Starting back Knowshon Moreno was held to just 19 yards on eight carries on the night.
Special Teams: There were a few good plays by the San Diego special teams unit, especially early. However, an out-of-bounds kickoff by Nick Novak could have easily cost the Chargers.
Bonus points go to punter Mike Scifres, who managed to corral a dropped snap and still put the Broncos inside their own 5-yard line. A recovered onside kick ended any chance of a Denver comeback.
Coaching: Head coach Mike McCoy crafted an excellent game plan for this divisional grudge match.
With a strong running game and a balanced overall offense, the Chargers were able to keep Manning away from the football for long stretches.
Defensive coordinator John Pagano also deserves credit for winning his chess match with Manning for the majority of the game.
First-Half Analysis for San Diego
Quarterback Philip Rivers has done his part to counter the punches thrown by Peyton Manning and Co.
He has been helped tremendously by rookie wideout Keenan Allen, who turned a short pass into a 19-yard second-quarter touchdown with sheer effort.
Rivers finished the half 7-of-12 for 90 yards and two touchdowns, both to Allen.
Ryan Mathews continues to run hard and play every bit like the former first-round pick that he is.
Thanks in part to solid run defense by the Chargers, the San Diego running game had the advantage in the first half.
Mathews rushed 13 times for 58 yards in the first half, while Rivers added 11 yards on a scramble.
San Diego allowed Manning to engineer a seven-play, 57-yard drive on the game’s opening possession, which set the tone for an offensive assault.
However, the Chargers did a good job of pressuring Manning after the initial drive, sacking him once and limiting his time in the pocket.
Manning finished the half 9-of-15 for 118 yards and one touchdown.

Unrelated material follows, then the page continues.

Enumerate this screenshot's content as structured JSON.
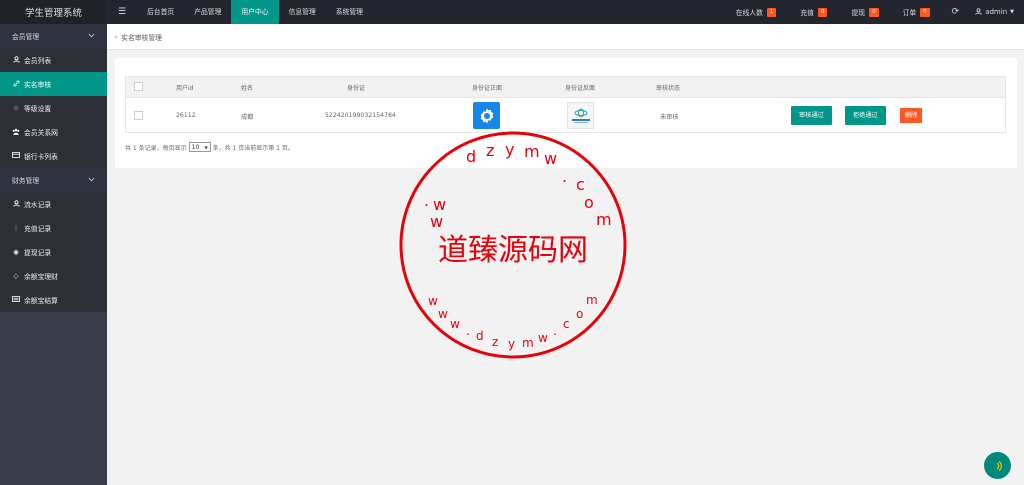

The Chargers have done a respectable job of slowing the Broncos rushing attack. Knowshon Moreno had just 21 yards on seven carries in the half, for a paltry three yards-per-carry average.
Long scoring drives led to limited opportunities in the first half, although the Chargers did make a nice 10-yard-line stop on a second-quarter kickoff return.
Kicker Nick Novak nailed his only field-goal attempt of the half, while Mike Scifres booted a beautiful 53-yard punt that pinned the Broncos inside their 10.
Head coach Mike McCoy and offensive coordinator Ken Whisenhunt have crafted a game plan that has poked holes in Denver’s 25th-ranked defense (374.2 yards per game allowed).
Defensive coordinator John Pagano dialed up enough pressure to keep Manning from having his way with the Chargers secondary, which is a big reason why San Diego has the halftime lead.